Sapp must be considered one of the finest all-around athletes at Clemson since college football adopted the two-platoon substitution system in 1965. In the last 50 years, Sapp is one of just six players to start over the course of a season on both sides of the ball. Sapp is the only Tiger on record to total 2,000+ passing yards on offense and 50+ tackles on defense in a career.

He also played on the Clemson basketball team for Head Coach Rick Barnes during the 1994-95 season.

A quarterback for the Tigers his first three years, Sapp led Clemson to a 33-point win over a top-20 North Carolina squad as a freshman in 1992, then threw the game-winning touchdown pass to Terry Smith to beat Kentucky by one point in the 1993 Peach Bowl.

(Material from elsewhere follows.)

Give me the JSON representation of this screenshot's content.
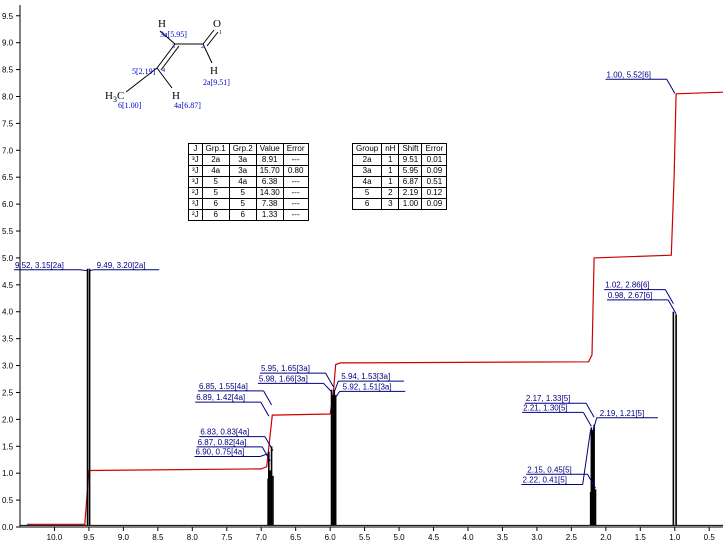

In 1995, Sapp moved to linebacker, where he started 12 games for the Gator Bowl team. He finished that season fifth on the squad in tackles (53), including nine tackles for loss. In the spring of 1996, despite playing just one season on defense, Sapp was the No. 50 overall selection of the NFL draft by the San Diego Chargers.

Sapp played the 1996 and 1997 seasons with the Chargers and the 1998 and 1999 seasons with the Arizona Cardinals. He finished his career with 100 tackles, including a career-high 35 tackles during his final season.

After graduation, Sapp returned to Clemson to work in university administration in 2006 as director of major gifts & alumni engagement. He served in that role for 14 years.

Today, he is vice president of development for Rosemont Holdings Skore Hotel. He is also CEO of Universal Therapeutic Services in Greenville, S.C., a company that partners with the community to provide human resource services, including mental health.

Additionally, Sapp has been involved in many community service projects. He served as chair of Leaders R Us in Greenville. He is the co-founder of the Greenville Red Raider Youth Organization and is a founder of the One Clemson Board. He also served as a board member of Greenville Technical College and serves as board chair for the Brian Dawkins Impact Foundation.